For 2 days now, cluster is running OK, but occasionally we're still observing these lines. Is this information sufficient for justifying a network quality issue, or what would be the usual suspects if there's any?
Yes, I agree that these messages appear to be network problems.
I understand that the VMs are in the same VLAN, so one question I would ask is what kind of distance is there between them. For example, is this a local/same DC, one city to another, state to state, etc?
If you check further in the Session logs and or Cluster logs, you may find more answers. Look at the times that the cluster became unsynchronized, especially with messages about a node not being able to ping the gateway.
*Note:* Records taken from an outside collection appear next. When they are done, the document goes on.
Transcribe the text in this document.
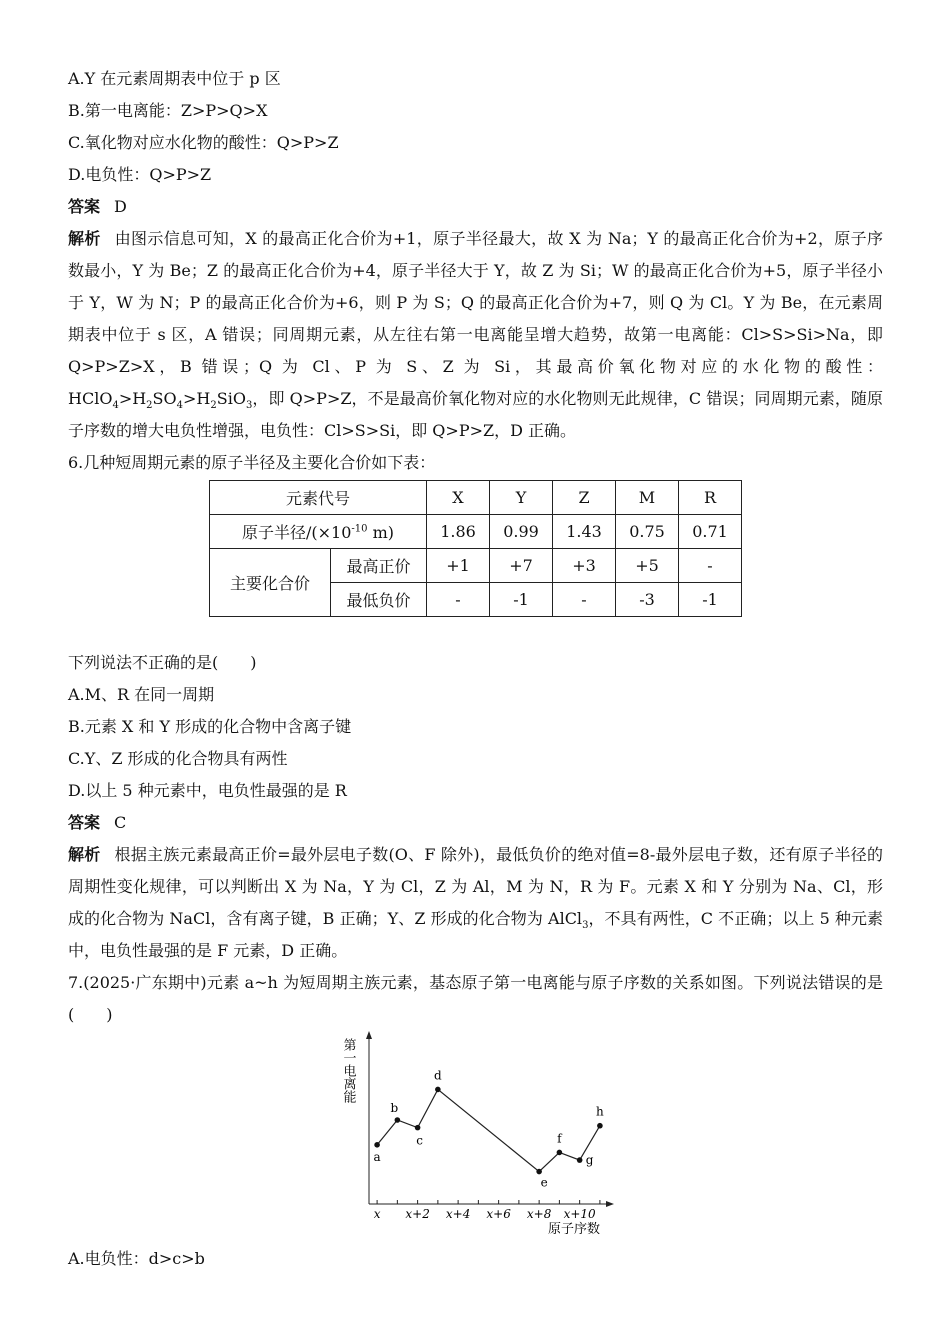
A.Y 在元素周期表中位于 p 区
B.第一电离能：Z>P>Q>X
C.氧化物对应水化物的酸性：Q>P>Z
D.电负性：Q>P>Z
答案 D
解析 由图示信息可知，X 的最高正化合价为+1，原子半径最大，故 X 为 Na；Y 的最高正化合价为+2，原子序数最小，Y 为 Be；Z 的最高正化合价为+4，原子半径大于 Y，故 Z 为 Si；W 的最高正化合价为+5，原子半径小于 Y，W 为 N；P 的最高正化合价为+6，则 P 为 S；Q 的最高正化合价为+7，则 Q 为 Cl。Y 为 Be，在元素周期表中位于 s 区，A 错误；同周期元素，从左往右第一电离能呈增大趋势，故第一电离能：Cl>S>Si>Na，即 Q>P>Z>X，B 错误；Q 为 Cl、P 为 S、Z 为 Si，其最高价氧化物对应的水化物的酸性：$HClO_4>H_2SO_4>H_2SiO_3$，即 Q>P>Z，不是最高价氧化物对应的水化物则无此规律，C 错误；同周期元素，随原子序数的增大电负性增强，电负性：Cl>S>Si，即 Q>P>Z，D 正确。
6.几种短周期元素的原子半径及主要化合价如下表：
元素代号		X	Y	Z	M	R
原子半径$/(\times 10^{-10}$ m)		1.86	0.99	1.43	0.75	0.71
主要化合价	最高正价	+1	+7	+3	+5	-
	最低负价	-	-1	-	-3	-1
下列说法不正确的是(　　)
A.M、R 在同一周期
B.元素 X 和 Y 形成的化合物中含离子键
C.Y、Z 形成的化合物具有两性
D.以上 5 种元素中，电负性最强的是 R
答案 C
解析 根据主族元素最高正价=最外层电子数(O、F 除外)，最低负价的绝对值=8-最外层电子数，还有原子半径的周期性变化规律，可以判断出 X 为 Na，Y 为 Cl，Z 为 Al，M 为 N，R 为 F。元素 X 和 Y 分别为 Na、Cl，形成的化合物为 NaCl，含有离子键，B 正确；Y、Z 形成的化合物为 AlCl$_3$，不具有两性，C 不正确；以上 5 种元素中，电负性最强的是 F 元素，D 正确。
7.(2025·广东期中)元素 a~h 为短周期主族元素，基态原子第一电离能与原子序数的关系如图。下列说法错误的是(　　)
第一电离能
原子序数
x x+2 x+4 x+6 x+8 x+10
a
b
c
d
e
f
g
h
A.电负性：d>c>b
You can try below checking list.
1. Checking logs ( Sessions -> logs) and Cluster logs(Config -> synchronization -> View Cluster logs) to see what error message you see.
2. Checking network ports(5900, 7900, 7901, 7902) for cluster using tools (Devices -> Tools) on both nodes to another.
we are expecting all ports to be open.
3. Checking network configuration on both nodes to make sure you have set up gateway properly.
Based on what you get from above checking you may have idea who/where to check further. you can also update here to check together. Hope this would be helpful.
As Anthony already indicated it is suggested to operate a PAM Cluster in the same site only.
You should determine the network quality in between the cluster nodes using a 3rd party network analyser outputting lost packets, delays, etc.
The tools provided within PAM are rather limited for this task.
Note, in CA PAM 2.8.2 the Cluster feature will be enhanced and will provide an asynchronous replication mechanism which is tolerant of networking issues.
Both nodes reside on the same VMware installation (there's only 1 anyway). I'm going to experiment with a third node, moving it to different hosts and storages to see if I get different results.
Right now all arrows point to VMware itself. Sadly we don't have anything to analyse network performance, so all I have is logs and "Tools" menu.
Thank you all for you suggestions.